Grad School

| raft logcabin

Ousterhout placing academic hood on Ongaro

Well, I spent the last five years getting my Ph.D. in Stanford's Computer Science department. I won't do that justice here, but I'll fill in the story briefly so that subsequent posts make sense. I was part of Professor John Ousterhout's group, which is primarily focused on RAMCloud, a large-scale in-memory distributed storage system.

I started working on RAMCloud soon after joining Stanford (Ryan made the first commit the month after I started), and I worked on various low-level parts of the system and master recovery. Eventually, I began to look into eliminating the single point of failure that RAMCloud's coordinator once was, and I became interested in using consensus to solve the problem. (To be fair, I never fixed the problem in RAMCloud; Ankita and John deserve the credit for that.)

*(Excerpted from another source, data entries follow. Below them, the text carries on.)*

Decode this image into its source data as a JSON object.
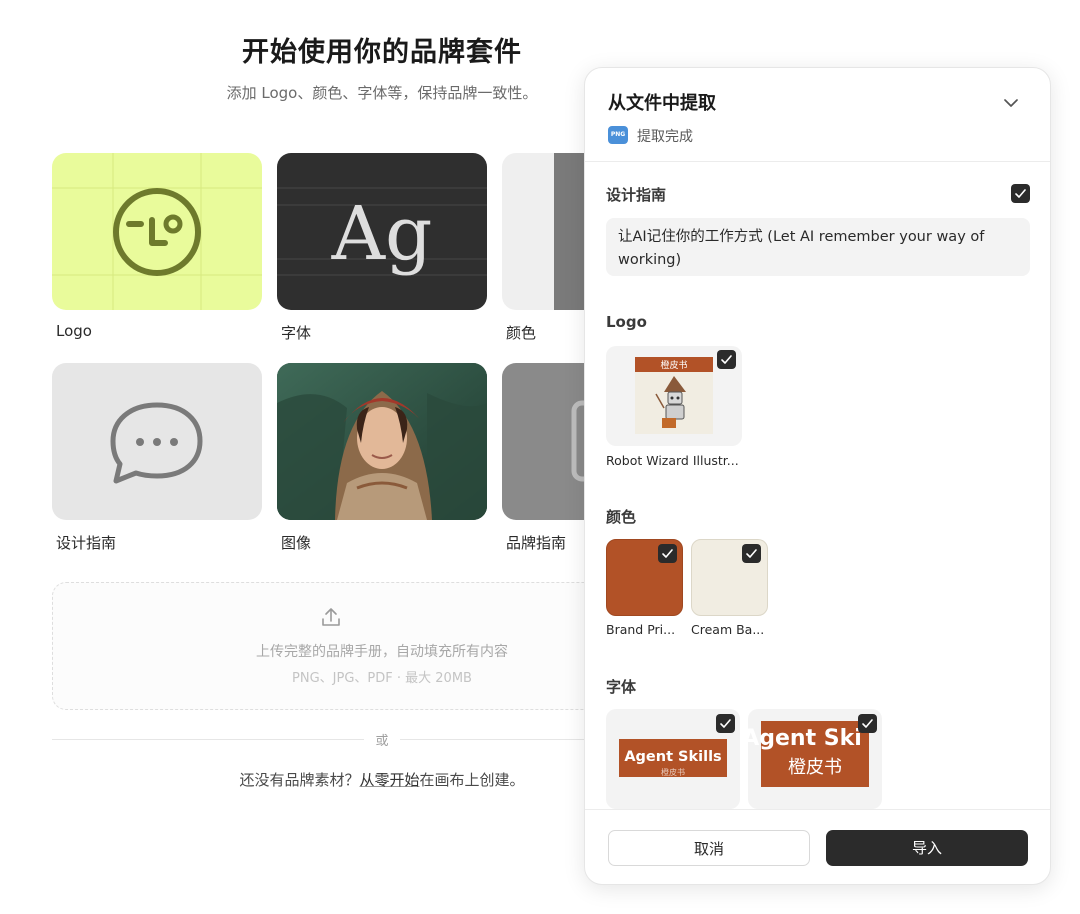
{
  "page": {
    "title": "开始使用你的品牌套件",
    "subtitle": "添加 Logo、颜色、字体等，保持品牌一致性。"
  },
  "tiles": [
    {
      "label": "Logo",
      "icon": "logo-mark-icon"
    },
    {
      "label": "字体",
      "icon": "typography-icon",
      "glyph": "Ag"
    },
    {
      "label": "颜色",
      "icon": "color-swatch-icon"
    },
    {
      "label": "设计指南",
      "icon": "speech-bubble-icon"
    },
    {
      "label": "图像",
      "icon": "portrait-image"
    },
    {
      "label": "品牌指南",
      "icon": "brand-guide-icon"
    }
  ],
  "upload": {
    "icon": "upload-icon",
    "text": "上传完整的品牌手册，自动填充所有内容",
    "hint": "PNG、JPG、PDF · 最大 20MB"
  },
  "divider": {
    "text": "或"
  },
  "footer": {
    "prefix": "还没有品牌素材？",
    "link": "从零开始",
    "suffix": "在画布上创建。"
  },
  "panel": {
    "title": "从文件中提取",
    "file_badge": "PNG",
    "status": "提取完成",
    "sections": {
      "guide": {
        "label": "设计指南",
        "checked": true,
        "text": "让AI记住你的工作方式 (Let AI remember your way of working)"
      },
      "logo": {
        "label": "Logo",
        "items": [
          {
            "name": "Robot Wizard Illustr...",
            "banner": "橙皮书",
            "checked": true
          }
        ]
      },
      "colors": {
        "label": "颜色",
        "items": [
          {
            "name": "Brand Pri...",
            "hex": "#b25227",
            "checked": true
          },
          {
            "name": "Cream Ba...",
            "hex": "#f1ede2",
            "checked": true
          }
        ]
      },
      "fonts": {
        "label": "字体",
        "items": [
          {
            "sample": "Agent Skills",
            "sub": "橙皮书",
            "checked": true
          },
          {
            "sample": "Agent Ski",
            "sub": "橙皮书",
            "checked": true
          }
        ]
      }
    },
    "buttons": {
      "cancel": "取消",
      "import": "导入"
    }
  },
  "colors": {
    "accent_dark": "#2b2b2b",
    "brand_orange": "#b25227",
    "cream": "#f1ede2",
    "logo_tile": "#e9fb9b"
  }
}
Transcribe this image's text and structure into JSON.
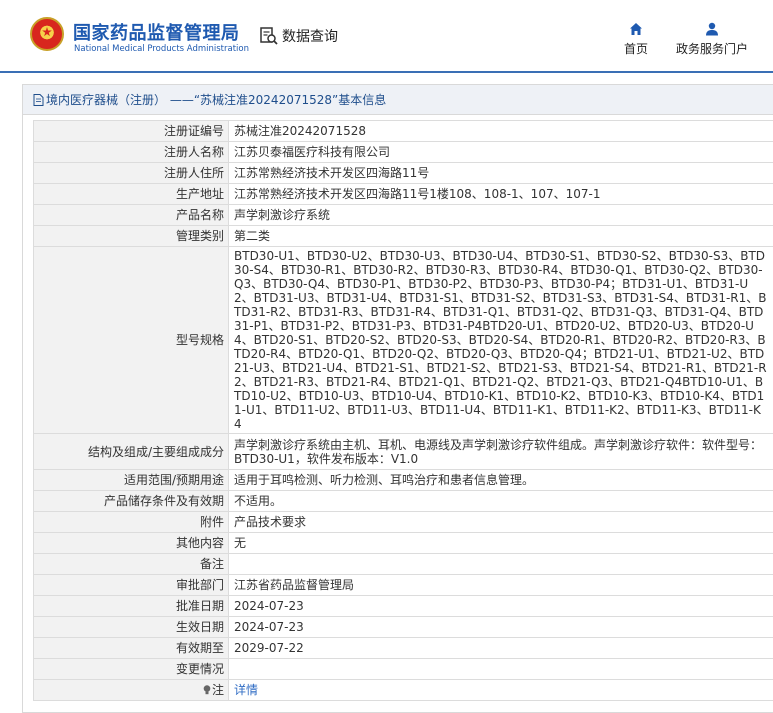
{
  "header": {
    "logo_cn": "国家药品监督管理局",
    "logo_en": "National Medical Products Administration",
    "data_query": "数据查询",
    "nav": {
      "home": "首页",
      "portal": "政务服务门户"
    }
  },
  "colors": {
    "brand_blue": "#1f5ab0",
    "link_blue": "#2f6cc4",
    "key_bg": "#f2f2f2"
  },
  "icons": {
    "emblem": "national-emblem-icon",
    "query": "document-search-icon",
    "home": "home-icon",
    "portal": "user-icon",
    "title": "document-icon",
    "note": "lightbulb-icon"
  },
  "panel": {
    "title": "境内医疗器械（注册） ——“苏械注准20242071528”基本信息"
  },
  "rows": [
    {
      "key": "注册证编号",
      "value": "苏械注准20242071528"
    },
    {
      "key": "注册人名称",
      "value": "江苏贝泰福医疗科技有限公司"
    },
    {
      "key": "注册人住所",
      "value": "江苏常熟经济技术开发区四海路11号"
    },
    {
      "key": "生产地址",
      "value": "江苏常熟经济技术开发区四海路11号1楼108、108-1、107、107-1"
    },
    {
      "key": "产品名称",
      "value": "声学刺激诊疗系统"
    },
    {
      "key": "管理类别",
      "value": "第二类"
    },
    {
      "key": "型号规格",
      "value": "BTD30-U1、BTD30-U2、BTD30-U3、BTD30-U4、BTD30-S1、BTD30-S2、BTD30-S3、BTD30-S4、BTD30-R1、BTD30-R2、BTD30-R3、BTD30-R4、BTD30-Q1、BTD30-Q2、BTD30-Q3、BTD30-Q4、BTD30-P1、BTD30-P2、BTD30-P3、BTD30-P4；BTD31-U1、BTD31-U2、BTD31-U3、BTD31-U4、BTD31-S1、BTD31-S2、BTD31-S3、BTD31-S4、BTD31-R1、BTD31-R2、BTD31-R3、BTD31-R4、BTD31-Q1、BTD31-Q2、BTD31-Q3、BTD31-Q4、BTD31-P1、BTD31-P2、BTD31-P3、BTD31-P4BTD20-U1、BTD20-U2、BTD20-U3、BTD20-U4、BTD20-S1、BTD20-S2、BTD20-S3、BTD20-S4、BTD20-R1、BTD20-R2、BTD20-R3、BTD20-R4、BTD20-Q1、BTD20-Q2、BTD20-Q3、BTD20-Q4；BTD21-U1、BTD21-U2、BTD21-U3、BTD21-U4、BTD21-S1、BTD21-S2、BTD21-S3、BTD21-S4、BTD21-R1、BTD21-R2、BTD21-R3、BTD21-R4、BTD21-Q1、BTD21-Q2、BTD21-Q3、BTD21-Q4BTD10-U1、BTD10-U2、BTD10-U3、BTD10-U4、BTD10-K1、BTD10-K2、BTD10-K3、BTD10-K4、BTD11-U1、BTD11-U2、BTD11-U3、BTD11-U4、BTD11-K1、BTD11-K2、BTD11-K3、BTD11-K4"
    },
    {
      "key": "结构及组成/主要组成成分",
      "value": "声学刺激诊疗系统由主机、耳机、电源线及声学刺激诊疗软件组成。声学刺激诊疗软件：软件型号：BTD30-U1，软件发布版本：V1.0"
    },
    {
      "key": "适用范围/预期用途",
      "value": "适用于耳鸣检测、听力检测、耳鸣治疗和患者信息管理。"
    },
    {
      "key": "产品储存条件及有效期",
      "value": "不适用。"
    },
    {
      "key": "附件",
      "value": "产品技术要求"
    },
    {
      "key": "其他内容",
      "value": "无"
    },
    {
      "key": "备注",
      "value": ""
    },
    {
      "key": "审批部门",
      "value": "江苏省药品监督管理局"
    },
    {
      "key": "批准日期",
      "value": "2024-07-23"
    },
    {
      "key": "生效日期",
      "value": "2024-07-23"
    },
    {
      "key": "有效期至",
      "value": "2029-07-22"
    },
    {
      "key": "变更情况",
      "value": ""
    }
  ],
  "note_row": {
    "key": "注",
    "link": "详情"
  }
}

I wasn't impressed with the existing consensus-based systems, so I started learning about Paxos, the algorithm that's nearly synonymous with consensus. I struggled through how to build a complete system using Multi-Paxos, and meanwhile, John questioned whether Paxos even had the right approach. He kept pushing on the idea of understandability, to find the solution that's the easiest for someone else to understand. He asked: what's the advantage to agreeing on log entries (slots) out of order if they then have to be applied in order? If the game was understandability, I just couldn't defend Paxos on this question.

Eventually, John went off during a weekend and proposed ALPO, the first version of the algorithm that matured into the Raft consensus algorithm. Raft turned into my thesis topic, and I developed an implementation of it in C++ called LogCabin. Meanwhile, Raft gained significant traction in industry, being implemented in a variety of systems in many different languages, and it's also been taught in a few distributed systems courses already.

Early on in RAMCloud's history, in April 2010, we held the RAMCloud Design Review: a group of friendly people from academia and industry came over to listen to our ideas for RAMCloud and give us feedback. As part of this feedback, we were advised to use ZooKeeper for the coordinator (which RAMCloud eventually did use) and were warned of the "danger in believing one should do Paxos from scratch or optimize it". I think that was pretty solid advice when interpreted as: if you start on this path, it will consume your life. Sometimes, though, getting side-tracked to work on an important problem is the right thing, especially in academia.

Now that I've graduated, I plan to continue to stay involved with Raft and help support the Raft community where I can. I've recently announced my plans to continue developing LogCabin with support from Scale Computing, and I'm excited to see LogCabin mature into a stable and production-quality system. I plan to post articles about this development here on a regular basis (RSS).